Нагие финикийские танцовщицы, все на подбор тонкие, узкобедрые, смуглые и низкогрудые, завертелись в дыму курений, извиваясь в позах, симулирующих страсть. Их было шесть. То разъединяясь, то бешено бросаясь навстречу одна другой, они дерзко, грубо и недвусмысленно изображали ярость овладевшего ими желания. Жертвы богини Котитто, одержимые одной целью — быстрее освободиться от ее мучительной власти.

Хриплые крики одобрения понеслись со всех сторон. Военачальники Александра наперебой выбирали самую лютую, чтобы пригласить за поставленный с восточной стороны навеса длинный стол для избранных артистов. Только сам Александр и угрюмый Черный Клейтос по выразили восхищения. Неарх с Леонтиском тоже остались спокойными. Рабы обнесли всех новыми чашами вина. Угасли курильницы, тела танцовщиц заблестели от пота, пронзительная дробь смолкла. Под замирающие удары барабанов финикиянки скрылись.

Тотчас же без всякого перерыва перед дворцом-сценой упала завеса тончайшей серебрящейся ткани, протянутая на веревке от одного факельного столба до другого. За ней поставили большие зеркала из посеребренных листов меди, отразившие яркий свет больших масляных лампионов.

Зазвенели струны, протяжно запели флейты, и еще восемь нагих девушек появились в полосе света от зеркал за тканью. Все небольшого роста, крепкие и полногрудые. Их волосы не метались тонкими косами-змеями по плечам, как у финикиянок, а были коротко острижены, как у мифических амазонок. Маленькие ноги ступали дружно, одним слитным движением. Тессалийки — дочери древней страны колдуний, и танец их казался волшебным действом, тайной мистерией.

Слабо колышущаяся серебристая ткань дымкой отделяла танцующих от полутьмы пиршественного навеса. Гибкие тела тессалиек подчинялись иному музыкально-напевному ритму. Танец был широким, как бы несущимся по просторам коннобежных равнин Тессалии, хотя в убыстрявшемся темпе юные танцовщицы бесились не меньше финикиянок. Полет их стремлений оценили зрители. Они смотрели в молчании, захваченные чувствами тиноэстезиса — ощущения через сердце, для эллинов олицетворяющее душу.

Леонтиск наклонился к Неарху, чем-то опечаленный, и негромко сказал:

— Когда-то давно я видел тессалиек, исполнявших танец амазонок. Как это было прекрасно!

— И хотел бы увидеть? — загадочно улыбаясь, спросил критянин — он-то знал обо всем через Гесиону.

— Мои соотечественницы так раззадорили память, что я готов заплатить талант той, которая сможет исполнить танец амазонок.

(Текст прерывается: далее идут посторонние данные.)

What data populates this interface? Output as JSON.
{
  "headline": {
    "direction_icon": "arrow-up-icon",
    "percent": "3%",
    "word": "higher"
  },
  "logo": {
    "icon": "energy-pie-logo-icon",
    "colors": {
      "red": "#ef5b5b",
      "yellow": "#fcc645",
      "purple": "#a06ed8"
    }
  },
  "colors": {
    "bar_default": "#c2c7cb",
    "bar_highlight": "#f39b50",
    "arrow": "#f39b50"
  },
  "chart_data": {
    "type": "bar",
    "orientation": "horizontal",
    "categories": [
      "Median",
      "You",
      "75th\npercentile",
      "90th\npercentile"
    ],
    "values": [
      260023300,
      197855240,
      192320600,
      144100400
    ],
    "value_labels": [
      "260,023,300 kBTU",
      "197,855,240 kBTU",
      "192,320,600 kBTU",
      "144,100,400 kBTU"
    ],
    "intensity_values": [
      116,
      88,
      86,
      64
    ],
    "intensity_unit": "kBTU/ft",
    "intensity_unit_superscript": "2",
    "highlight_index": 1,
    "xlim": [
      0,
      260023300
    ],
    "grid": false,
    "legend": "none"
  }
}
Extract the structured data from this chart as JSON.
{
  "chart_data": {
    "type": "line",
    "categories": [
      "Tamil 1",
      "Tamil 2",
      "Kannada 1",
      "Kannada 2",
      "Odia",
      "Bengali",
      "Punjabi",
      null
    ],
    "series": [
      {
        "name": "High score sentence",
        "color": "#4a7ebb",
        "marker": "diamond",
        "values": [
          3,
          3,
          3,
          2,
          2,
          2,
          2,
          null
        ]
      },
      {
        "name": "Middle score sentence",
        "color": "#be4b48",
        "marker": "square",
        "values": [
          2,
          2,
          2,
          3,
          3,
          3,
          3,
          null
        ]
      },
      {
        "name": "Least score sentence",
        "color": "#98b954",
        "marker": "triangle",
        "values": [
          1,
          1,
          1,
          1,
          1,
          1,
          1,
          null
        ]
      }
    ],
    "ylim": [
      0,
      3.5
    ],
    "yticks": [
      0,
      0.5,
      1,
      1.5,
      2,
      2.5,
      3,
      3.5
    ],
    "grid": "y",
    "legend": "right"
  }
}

— Что ж, плати! — невозмутимо сказал Неарх, протягивая сложенную чашечкой ладонь. Начальник тессалийской конницы удивленно рассмеялся. В это время убрали занавес. Красноватые блики смоляных факелов вновь побежали по плитам двора. Девушка в очень короткой эксомиде, открывавшей левые плечо и грудь, с распущенными волосами, появилась у левого факельного столба. Неарх узнал Гесиону. Сначала ее почти не заметили. Фиванка подняла над головой бубен и резкими ударами привлекла внимание пирующих. Зазвенели звонки, прикрепленные к ободку инструмента, и в ярко освещенный круг ворвалась Таис верхом на Салмаах.